2. Die Kultivierung von Mikroalgen – ein weiterführender Ansatz
Algen assimilieren CO2 und nutzen es für ihr Wachstum. Sie bestehen vorwiegend aus Proteinen und Lipiden. Letztere können als Quelle für Biotreibstoffe, als Baustein in der chemischen Industrie und Zusatzstoff essbarer Öle in der Lebensmittel- und Gesundheitsbranche herangezogen werden (Radakovits et al., 2010). Überdies ist die Kultivierung von Mikroalgen nicht an bebaubares Land gebunden – die Züchtung ist somit in sterilen Plätzen oder sogar auf See möglich. Die Produktion steht damit nicht in direkter Konkurrenz zur Lebensmittelproduktion und stellt zugleich eine nachhaltige Quelle für Proteine und Lipide dar.

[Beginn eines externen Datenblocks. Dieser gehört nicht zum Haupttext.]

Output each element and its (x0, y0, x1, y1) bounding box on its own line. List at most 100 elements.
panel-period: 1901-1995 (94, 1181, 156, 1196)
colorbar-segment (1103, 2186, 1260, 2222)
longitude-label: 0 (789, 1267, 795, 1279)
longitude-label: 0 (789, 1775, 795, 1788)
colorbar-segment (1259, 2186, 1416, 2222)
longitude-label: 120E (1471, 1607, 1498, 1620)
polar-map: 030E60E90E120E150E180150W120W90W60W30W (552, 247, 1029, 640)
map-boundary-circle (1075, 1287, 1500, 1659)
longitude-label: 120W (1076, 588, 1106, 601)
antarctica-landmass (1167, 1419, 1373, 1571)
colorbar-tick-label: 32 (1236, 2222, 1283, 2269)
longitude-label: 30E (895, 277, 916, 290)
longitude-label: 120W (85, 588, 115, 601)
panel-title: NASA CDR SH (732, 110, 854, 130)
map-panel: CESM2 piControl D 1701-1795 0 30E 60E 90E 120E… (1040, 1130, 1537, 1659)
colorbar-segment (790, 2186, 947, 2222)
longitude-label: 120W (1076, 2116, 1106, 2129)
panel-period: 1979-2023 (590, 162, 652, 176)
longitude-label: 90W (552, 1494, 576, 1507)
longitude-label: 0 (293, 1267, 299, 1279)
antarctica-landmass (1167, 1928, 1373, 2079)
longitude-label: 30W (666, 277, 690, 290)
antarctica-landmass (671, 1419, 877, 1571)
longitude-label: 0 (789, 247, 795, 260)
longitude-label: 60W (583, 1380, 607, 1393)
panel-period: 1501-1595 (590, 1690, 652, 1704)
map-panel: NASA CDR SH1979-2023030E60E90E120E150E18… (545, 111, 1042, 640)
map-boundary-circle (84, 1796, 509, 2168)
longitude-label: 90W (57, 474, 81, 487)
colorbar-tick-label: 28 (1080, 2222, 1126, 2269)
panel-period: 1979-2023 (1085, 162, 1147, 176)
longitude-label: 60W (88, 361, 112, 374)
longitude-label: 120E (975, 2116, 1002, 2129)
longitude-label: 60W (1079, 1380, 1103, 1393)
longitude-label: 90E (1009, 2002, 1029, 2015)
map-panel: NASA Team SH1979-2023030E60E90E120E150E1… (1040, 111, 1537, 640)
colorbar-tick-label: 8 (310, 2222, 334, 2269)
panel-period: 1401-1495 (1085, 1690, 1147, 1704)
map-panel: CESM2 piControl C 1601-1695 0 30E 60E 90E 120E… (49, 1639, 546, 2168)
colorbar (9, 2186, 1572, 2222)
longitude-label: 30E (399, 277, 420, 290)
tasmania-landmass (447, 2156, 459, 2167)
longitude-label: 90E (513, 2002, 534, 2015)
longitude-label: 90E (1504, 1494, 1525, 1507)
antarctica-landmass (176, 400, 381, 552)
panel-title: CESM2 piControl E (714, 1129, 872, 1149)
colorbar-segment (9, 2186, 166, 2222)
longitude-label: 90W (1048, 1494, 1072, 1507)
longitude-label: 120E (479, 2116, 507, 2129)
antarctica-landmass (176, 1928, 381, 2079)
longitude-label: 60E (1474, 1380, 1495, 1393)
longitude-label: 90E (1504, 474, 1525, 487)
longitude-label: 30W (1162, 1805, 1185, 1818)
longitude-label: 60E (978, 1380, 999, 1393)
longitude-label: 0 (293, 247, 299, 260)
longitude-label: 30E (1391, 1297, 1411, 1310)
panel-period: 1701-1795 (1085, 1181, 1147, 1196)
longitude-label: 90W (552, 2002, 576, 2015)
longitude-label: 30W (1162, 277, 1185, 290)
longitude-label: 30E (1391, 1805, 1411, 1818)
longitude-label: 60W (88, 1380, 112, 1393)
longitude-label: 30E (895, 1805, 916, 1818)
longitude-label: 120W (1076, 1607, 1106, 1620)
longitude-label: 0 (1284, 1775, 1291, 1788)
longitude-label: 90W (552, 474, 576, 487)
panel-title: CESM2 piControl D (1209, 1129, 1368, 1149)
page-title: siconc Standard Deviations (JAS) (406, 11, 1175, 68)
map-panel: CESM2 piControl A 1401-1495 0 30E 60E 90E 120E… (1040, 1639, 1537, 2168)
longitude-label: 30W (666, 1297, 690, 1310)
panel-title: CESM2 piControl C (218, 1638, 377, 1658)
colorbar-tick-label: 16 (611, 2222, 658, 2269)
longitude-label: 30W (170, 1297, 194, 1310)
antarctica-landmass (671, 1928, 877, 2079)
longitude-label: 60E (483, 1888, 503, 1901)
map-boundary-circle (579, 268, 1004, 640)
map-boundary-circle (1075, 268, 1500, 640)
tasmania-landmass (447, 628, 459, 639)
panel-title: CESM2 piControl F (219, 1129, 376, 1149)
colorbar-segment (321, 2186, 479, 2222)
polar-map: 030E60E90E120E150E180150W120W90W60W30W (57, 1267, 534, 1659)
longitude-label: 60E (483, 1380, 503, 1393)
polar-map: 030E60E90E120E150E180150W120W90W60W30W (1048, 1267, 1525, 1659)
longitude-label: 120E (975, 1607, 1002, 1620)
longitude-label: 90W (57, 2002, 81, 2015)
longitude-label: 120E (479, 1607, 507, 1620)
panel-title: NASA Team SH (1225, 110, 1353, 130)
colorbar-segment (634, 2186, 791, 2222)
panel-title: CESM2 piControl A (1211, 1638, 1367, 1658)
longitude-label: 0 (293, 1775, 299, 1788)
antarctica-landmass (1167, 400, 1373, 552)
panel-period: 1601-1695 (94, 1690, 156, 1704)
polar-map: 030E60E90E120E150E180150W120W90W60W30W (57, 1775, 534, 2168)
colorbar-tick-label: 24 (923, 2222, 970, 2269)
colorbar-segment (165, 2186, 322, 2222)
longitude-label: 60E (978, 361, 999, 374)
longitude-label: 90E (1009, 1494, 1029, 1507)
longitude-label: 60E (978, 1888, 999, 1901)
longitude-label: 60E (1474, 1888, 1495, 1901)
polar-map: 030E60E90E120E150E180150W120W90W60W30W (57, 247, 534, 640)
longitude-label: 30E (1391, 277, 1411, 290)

Es gibt bereits vielversprechende Forschungsergebnisse, welche die Eignung von Lebensmittelabfällen als Kultivierungsmedium für Mikroalgen untersuchen (Pleissner et al. 2013). Diese Ergebnisse konnten bereits zeigen, dass durch eine biochemische Spaltung ein Hydrolysat hergestellt und anschließend als Kulturmedium und Nährstoffquelle für zwei Algenstränge verwendet werden kann. Als Ergebnis erhält man ein Produkt, das reich an Kohlenhydraten, Lipiden, Proteinen und gesättigten Fettsäuren ist und als Ausgangstoff für Biodiesel oder als Zusatzstoff in der Lebensmittelindustrie eingesetzt werden kann (Pleissner et al., 2013).
Fazit
In Bezug auf die Durchführbarkeit der soeben aufgezeigten Valorisierungsstrategien spielt die Verfügbarkeit von Abfall eine große Rolle: die Möglichkeit konsistente und regelmäßige, ausreichende Mengen bestimmter Abfallgruppen zu liefern wird bestimmen, ob sich Valorisierungsstrategien durchsetzen. Das höchste Potenzial dafür stellen unvermeidbare Abfälle wie Produktionsabfälle der Lebensmittelherstellung dar. Durch ihre konstanten und hohen Mengen, die weitgehende Substrathomogenität und die wesentlich leichtere Sammlung bieten pre-consumer Abfälle die interessanteste Quelle. Bäckereiabfälle, Filterrückstände der Bierherstellung oder Abfälle der Getränkeherstellung wie Zitrusschalen können in diverse Chemikalien, Schlachtabfälle oder Altöle der Gastronomie einfach zu Biotreibstoffen umgewandelt werden.
Nichtsdestotrotz sollte es immer die höchste Priorität haben, Abfälle so weit als möglich zu vermeiden. Die Abfallvermeidung ist oberstes Gebot der Abfallrahmenrichtlinie 2008/98/EG und sollte auch als solches fest im Gedächtnis der Bevölkerung verankert werden. In diesem Sinne können Wertsteigerungsmaßnahmen einen zusätzlichen Weg darstellen um Abfälle zu neuen, hochwertigen Produkten weiterzuverarbeiten.